Whada Tuff Guy
Tuesday is Tartan Day

Godspeed, Colonel Bank

    An American Soldier Died Today
    An American flag at half-mast will fly,
    For the American solider who has died.
    Another lay adorned on the coffin made of wood,
    Where will lay a soldier who once proudly stood.
    Tears of pride and sadness will be shed,
    For the American soldier who is now dead.
    Fellow soldier will stand to honor his death,
    And comfort the family that he has left
    Somewhere softly taps will play,
    For an American Soldier died today.

    - Katie Morris

Colonel (ret.) Aaron Bank died of natural causes Thursday afternoon.

The leader of the special operation wing of the OSS in WWII and the father of the Special Forces, Colonel Bank is revered amonst the Special Operations community. The below via the Indianapolis Star:

"Colonel Aaron Bank is a legend within the Special Forces community," Maj. Robert Gowan, spokesman for the U.S. Army Special Forces Command, said Thursday. "His commitment and service to our country is unsurpassed. He was a man far ahead of his time. His vision and initiative allowed the Army to create Special Forces as we know them today."

Born in New York City, Bank began working summers in his teens as a lifeguard and swimming teacher. He liked the work so much, he later said, that by the late 1920s it had become something of a career.

He was in and out of Europe over the next decade and learned to speak French and German fluently. In the late 1930s, sensing the inevitability of war, he returned home and joined the Army. By the time the United States entered the war, Bank had been commissioned a second lieutenant.

In 1943, Bank was serving as a tactical training officer for a railroad battalion stationed at Camp Polk, La., when he saw a bulletin announcing that volunteers with foreign-language capabilities would be interviewed for "special assignments."

Once in the OSS, he said, he began a long training course that taught him "to do all the things that regular branches of the service frowned on" -- guerrilla warfare, sabotage, espionage, escape and evasion tactics.

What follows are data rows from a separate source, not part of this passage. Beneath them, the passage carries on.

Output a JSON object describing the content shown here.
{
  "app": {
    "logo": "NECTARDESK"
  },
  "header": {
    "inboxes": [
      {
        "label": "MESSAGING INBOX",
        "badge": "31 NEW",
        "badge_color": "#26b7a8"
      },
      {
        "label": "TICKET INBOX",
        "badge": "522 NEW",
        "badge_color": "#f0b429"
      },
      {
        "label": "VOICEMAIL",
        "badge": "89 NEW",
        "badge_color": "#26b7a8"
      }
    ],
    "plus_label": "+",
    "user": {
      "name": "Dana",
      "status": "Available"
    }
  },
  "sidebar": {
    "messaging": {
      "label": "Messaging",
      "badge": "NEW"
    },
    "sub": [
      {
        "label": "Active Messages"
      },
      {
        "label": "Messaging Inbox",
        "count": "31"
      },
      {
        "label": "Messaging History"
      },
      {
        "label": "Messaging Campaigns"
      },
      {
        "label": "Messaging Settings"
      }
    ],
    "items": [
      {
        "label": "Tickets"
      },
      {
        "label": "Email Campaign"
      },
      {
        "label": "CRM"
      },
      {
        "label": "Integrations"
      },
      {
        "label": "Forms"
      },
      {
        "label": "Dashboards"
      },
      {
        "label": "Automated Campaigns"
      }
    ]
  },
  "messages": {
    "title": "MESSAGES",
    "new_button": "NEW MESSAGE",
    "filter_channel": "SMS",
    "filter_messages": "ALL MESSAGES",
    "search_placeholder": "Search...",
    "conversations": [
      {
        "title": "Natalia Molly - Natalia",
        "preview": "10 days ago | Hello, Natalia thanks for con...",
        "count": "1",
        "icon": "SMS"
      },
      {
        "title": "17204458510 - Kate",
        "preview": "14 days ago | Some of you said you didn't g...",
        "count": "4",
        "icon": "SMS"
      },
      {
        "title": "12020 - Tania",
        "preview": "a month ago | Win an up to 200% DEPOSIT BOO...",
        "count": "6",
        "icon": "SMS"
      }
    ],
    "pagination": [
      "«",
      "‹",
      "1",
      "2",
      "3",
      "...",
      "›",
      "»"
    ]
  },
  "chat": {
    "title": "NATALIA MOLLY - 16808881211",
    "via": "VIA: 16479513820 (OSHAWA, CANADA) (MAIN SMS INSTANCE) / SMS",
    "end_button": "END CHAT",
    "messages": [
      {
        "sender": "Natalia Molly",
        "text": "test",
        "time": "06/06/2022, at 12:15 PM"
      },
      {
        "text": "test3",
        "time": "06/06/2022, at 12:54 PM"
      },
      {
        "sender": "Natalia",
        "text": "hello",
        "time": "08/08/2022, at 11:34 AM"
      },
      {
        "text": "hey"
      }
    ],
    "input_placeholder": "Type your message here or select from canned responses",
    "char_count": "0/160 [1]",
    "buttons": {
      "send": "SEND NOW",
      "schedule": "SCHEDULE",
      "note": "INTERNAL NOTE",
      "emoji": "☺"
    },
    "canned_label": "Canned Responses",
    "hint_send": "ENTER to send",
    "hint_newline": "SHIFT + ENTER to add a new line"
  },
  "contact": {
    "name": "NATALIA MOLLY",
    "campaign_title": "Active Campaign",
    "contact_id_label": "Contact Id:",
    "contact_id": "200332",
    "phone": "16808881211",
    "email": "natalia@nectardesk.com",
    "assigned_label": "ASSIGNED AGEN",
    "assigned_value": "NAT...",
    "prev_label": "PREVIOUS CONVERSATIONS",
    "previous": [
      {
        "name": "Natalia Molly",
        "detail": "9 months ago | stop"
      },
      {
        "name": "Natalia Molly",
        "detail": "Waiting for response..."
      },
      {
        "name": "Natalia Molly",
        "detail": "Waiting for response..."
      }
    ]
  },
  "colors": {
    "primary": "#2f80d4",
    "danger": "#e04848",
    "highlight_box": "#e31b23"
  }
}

He also learned parachuting. As commander of one of the three-man teams that dropped into southern France before the Allied Mediterranean invasion in August 1944, he and his men posed as civilians and helped French Resistance leaders organize a guerrilla force that blew up bridges, power lines and railroad tracks, and ambushed German columns.

In December 1944, Bank received what he considered the most extraordinary assignment of his career: to recruit and train 170 anti-Nazi German prisoners of war and defectors who would parachute with him into the Austrian Alps, where they would pose as a German mountain-infantry company.

In April 1945 -- after three months of training in France -- the mission was scrubbed.

"I never cried in my life, but I damn near cried when they told me it was aborted," Bank said in a 1993 Times interview.

After the aborted mission, Bank was parachuted into the jungles of Indochina to search for Japanese POW camps. His team located 165 French internees at three locations in Laos.

Bank, who also served in the Korean War, retired from the Army in 1958.

A funeral service, with full military and Special Forces honors, will be held Monday at Riverside National Cemetery. I expect there to be many, many Special Forces soldiers in attendence.

In lieu of flowers, the family asks that donations be sent to the Special Operations Warrior Foundation, P.O. Box 14385, Tampa, FL 33690.